All projects must adhere to a standardized root-level folder structure. All project source code, whether for deployable applications or shared libraries, will be co-located under the /packages directory.

  • /packages: Contains all project source code. Every deployable application, shared library, and data job lives here. Typical layout includes packages/frontend, packages/backend, packages/desktop, packages/datamodels/, packages/functions/, and packages/jobs/.
  • /.moon: Moonrepo workspace configuration, including shared task configurations, toolchain versions, and workspace definition.
  • /docs: Human-readable project documentation only (feature plans, analysis, specs). Not for governance records.
  • /scripts: Utility and automation scripts used by Moon tasks or developer tooling.
  • Root-level config: All workspace-wide configuration files (.oxlintrc.json, .prettierrc.json, tsconfig.json, bunfig.toml, .prototools) must reside at the repository root.

Do's and Don'ts

Do

  • Place all project code (applications, libraries, jobs) into a subdirectory under /packages.
  • Add a moon.yml file for every project, including the root (/moon.yml).
  • Define all toolchain versions in the root .prototools file.
  • Place all global configuration files in the repository root.
  • Place project narrative documentation (specs, analysis, plans) in the /docs directory.

Don't

  • Create any new top-level directories for source code (e.g., /src, /lib, /server, /apps). All project code must live within packages/.
  • Edit bun.lock manually. It is managed exclusively by bun install.
  • Add utility or automation scripts as standalone Moon projects.

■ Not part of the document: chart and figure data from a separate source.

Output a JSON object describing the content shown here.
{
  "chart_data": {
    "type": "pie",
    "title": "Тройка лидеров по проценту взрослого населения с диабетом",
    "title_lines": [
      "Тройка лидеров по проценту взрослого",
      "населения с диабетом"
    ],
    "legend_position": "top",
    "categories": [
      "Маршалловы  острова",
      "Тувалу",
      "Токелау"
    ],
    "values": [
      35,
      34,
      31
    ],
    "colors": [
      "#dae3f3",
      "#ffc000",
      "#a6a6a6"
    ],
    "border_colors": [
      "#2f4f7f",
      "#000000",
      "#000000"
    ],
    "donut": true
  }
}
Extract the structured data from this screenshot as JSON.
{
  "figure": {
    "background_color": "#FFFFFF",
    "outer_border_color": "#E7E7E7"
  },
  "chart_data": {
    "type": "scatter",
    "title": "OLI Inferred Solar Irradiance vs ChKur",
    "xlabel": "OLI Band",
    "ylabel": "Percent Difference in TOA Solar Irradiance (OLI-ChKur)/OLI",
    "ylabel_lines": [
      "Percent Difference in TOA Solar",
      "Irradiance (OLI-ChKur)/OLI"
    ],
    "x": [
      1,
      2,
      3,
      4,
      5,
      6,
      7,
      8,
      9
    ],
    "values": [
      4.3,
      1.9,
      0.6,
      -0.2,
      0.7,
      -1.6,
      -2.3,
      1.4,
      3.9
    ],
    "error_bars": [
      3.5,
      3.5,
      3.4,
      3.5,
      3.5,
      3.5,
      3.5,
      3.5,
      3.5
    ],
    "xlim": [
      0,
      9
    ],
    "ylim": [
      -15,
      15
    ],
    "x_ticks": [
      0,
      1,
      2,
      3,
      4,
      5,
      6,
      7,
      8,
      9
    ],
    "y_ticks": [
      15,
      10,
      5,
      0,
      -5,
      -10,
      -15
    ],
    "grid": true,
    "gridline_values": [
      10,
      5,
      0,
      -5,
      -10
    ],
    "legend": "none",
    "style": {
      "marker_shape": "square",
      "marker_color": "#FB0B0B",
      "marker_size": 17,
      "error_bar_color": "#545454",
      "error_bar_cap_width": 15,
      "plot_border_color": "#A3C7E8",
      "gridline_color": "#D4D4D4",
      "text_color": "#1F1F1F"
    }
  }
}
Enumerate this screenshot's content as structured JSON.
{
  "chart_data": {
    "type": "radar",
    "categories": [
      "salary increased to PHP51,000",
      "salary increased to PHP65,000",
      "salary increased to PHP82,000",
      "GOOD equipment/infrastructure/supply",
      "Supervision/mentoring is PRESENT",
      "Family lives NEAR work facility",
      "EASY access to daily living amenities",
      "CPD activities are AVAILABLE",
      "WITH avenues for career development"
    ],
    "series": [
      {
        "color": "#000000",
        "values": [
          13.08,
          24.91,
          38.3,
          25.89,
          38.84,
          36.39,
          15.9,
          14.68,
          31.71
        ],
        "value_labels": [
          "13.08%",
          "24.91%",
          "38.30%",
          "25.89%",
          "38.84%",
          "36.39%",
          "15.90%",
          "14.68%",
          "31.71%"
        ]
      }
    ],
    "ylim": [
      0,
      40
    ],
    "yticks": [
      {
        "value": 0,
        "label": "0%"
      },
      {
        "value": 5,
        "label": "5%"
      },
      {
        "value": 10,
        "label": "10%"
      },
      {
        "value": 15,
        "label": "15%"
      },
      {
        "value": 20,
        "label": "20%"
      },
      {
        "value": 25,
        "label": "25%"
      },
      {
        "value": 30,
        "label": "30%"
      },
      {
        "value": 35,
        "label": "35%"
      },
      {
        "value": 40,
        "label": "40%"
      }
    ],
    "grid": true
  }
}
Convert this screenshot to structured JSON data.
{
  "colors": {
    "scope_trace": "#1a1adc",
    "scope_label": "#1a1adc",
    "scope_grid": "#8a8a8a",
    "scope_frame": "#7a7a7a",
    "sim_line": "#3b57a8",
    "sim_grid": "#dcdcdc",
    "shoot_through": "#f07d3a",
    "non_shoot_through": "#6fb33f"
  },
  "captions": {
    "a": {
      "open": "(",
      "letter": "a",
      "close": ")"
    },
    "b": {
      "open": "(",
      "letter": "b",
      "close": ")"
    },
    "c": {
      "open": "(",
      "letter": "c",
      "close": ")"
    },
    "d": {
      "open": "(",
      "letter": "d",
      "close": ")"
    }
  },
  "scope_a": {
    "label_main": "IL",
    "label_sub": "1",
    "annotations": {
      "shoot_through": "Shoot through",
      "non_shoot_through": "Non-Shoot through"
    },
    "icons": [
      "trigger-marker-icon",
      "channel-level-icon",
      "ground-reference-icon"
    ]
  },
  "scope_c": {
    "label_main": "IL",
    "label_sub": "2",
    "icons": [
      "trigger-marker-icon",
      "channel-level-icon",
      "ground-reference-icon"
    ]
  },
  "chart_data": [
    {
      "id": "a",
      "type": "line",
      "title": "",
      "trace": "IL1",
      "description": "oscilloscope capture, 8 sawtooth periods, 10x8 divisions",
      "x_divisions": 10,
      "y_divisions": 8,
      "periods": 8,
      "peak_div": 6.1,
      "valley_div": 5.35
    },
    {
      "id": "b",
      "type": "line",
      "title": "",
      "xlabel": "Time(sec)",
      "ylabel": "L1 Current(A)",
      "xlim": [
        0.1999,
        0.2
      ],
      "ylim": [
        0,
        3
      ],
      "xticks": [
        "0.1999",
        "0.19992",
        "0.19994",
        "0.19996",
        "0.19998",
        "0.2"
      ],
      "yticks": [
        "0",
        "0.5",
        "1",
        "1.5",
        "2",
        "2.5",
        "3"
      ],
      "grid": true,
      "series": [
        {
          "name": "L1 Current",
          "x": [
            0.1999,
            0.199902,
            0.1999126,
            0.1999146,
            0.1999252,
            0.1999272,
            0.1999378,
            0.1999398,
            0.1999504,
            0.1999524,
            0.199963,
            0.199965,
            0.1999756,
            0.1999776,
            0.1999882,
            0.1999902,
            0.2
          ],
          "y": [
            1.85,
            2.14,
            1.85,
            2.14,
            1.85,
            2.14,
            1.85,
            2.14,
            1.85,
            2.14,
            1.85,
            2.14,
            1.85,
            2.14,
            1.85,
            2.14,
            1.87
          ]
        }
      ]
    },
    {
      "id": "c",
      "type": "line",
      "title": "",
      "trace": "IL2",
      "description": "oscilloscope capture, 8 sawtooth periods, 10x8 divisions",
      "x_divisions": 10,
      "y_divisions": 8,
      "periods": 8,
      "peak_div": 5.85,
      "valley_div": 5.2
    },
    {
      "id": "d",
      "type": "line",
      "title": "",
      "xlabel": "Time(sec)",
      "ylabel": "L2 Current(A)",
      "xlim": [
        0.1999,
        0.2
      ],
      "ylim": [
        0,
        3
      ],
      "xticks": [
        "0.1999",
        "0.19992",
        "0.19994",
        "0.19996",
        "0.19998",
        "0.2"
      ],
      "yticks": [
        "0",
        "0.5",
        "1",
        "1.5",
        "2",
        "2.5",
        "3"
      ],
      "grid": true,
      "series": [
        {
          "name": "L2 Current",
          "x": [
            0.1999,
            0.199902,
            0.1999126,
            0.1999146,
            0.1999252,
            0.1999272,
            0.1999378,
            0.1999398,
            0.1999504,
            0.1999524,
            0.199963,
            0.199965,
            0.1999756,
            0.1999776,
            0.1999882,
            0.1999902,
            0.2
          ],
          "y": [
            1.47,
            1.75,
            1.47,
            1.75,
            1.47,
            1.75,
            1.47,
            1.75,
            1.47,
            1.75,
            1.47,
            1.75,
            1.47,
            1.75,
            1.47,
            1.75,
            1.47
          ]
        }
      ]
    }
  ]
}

Place them in /scripts/ instead.
  • Commit IDE-specific files (like .idea/) to the repository.

Consequences

Positive

  • All project code lives under a single top-level /packages directory, simplifying glob patterns and developer navigation.
  • Moonrepo can automatically discover projects via wildcard-based globs.
  • Centralized configuration makes tooling easy to find and manage.
  • AI agents can predictably navigate the codebase due to the consistent structure.

Negative

  • The clear, top-level structural distinction between deployable "apps" and shareable "packages" is lost. Developers must rely on project naming or inspecting moon.yml files to understand a component's purpose.
  • Without apps/ and packages/ guardrails, there is a risk of projects being created with ambiguous purposes.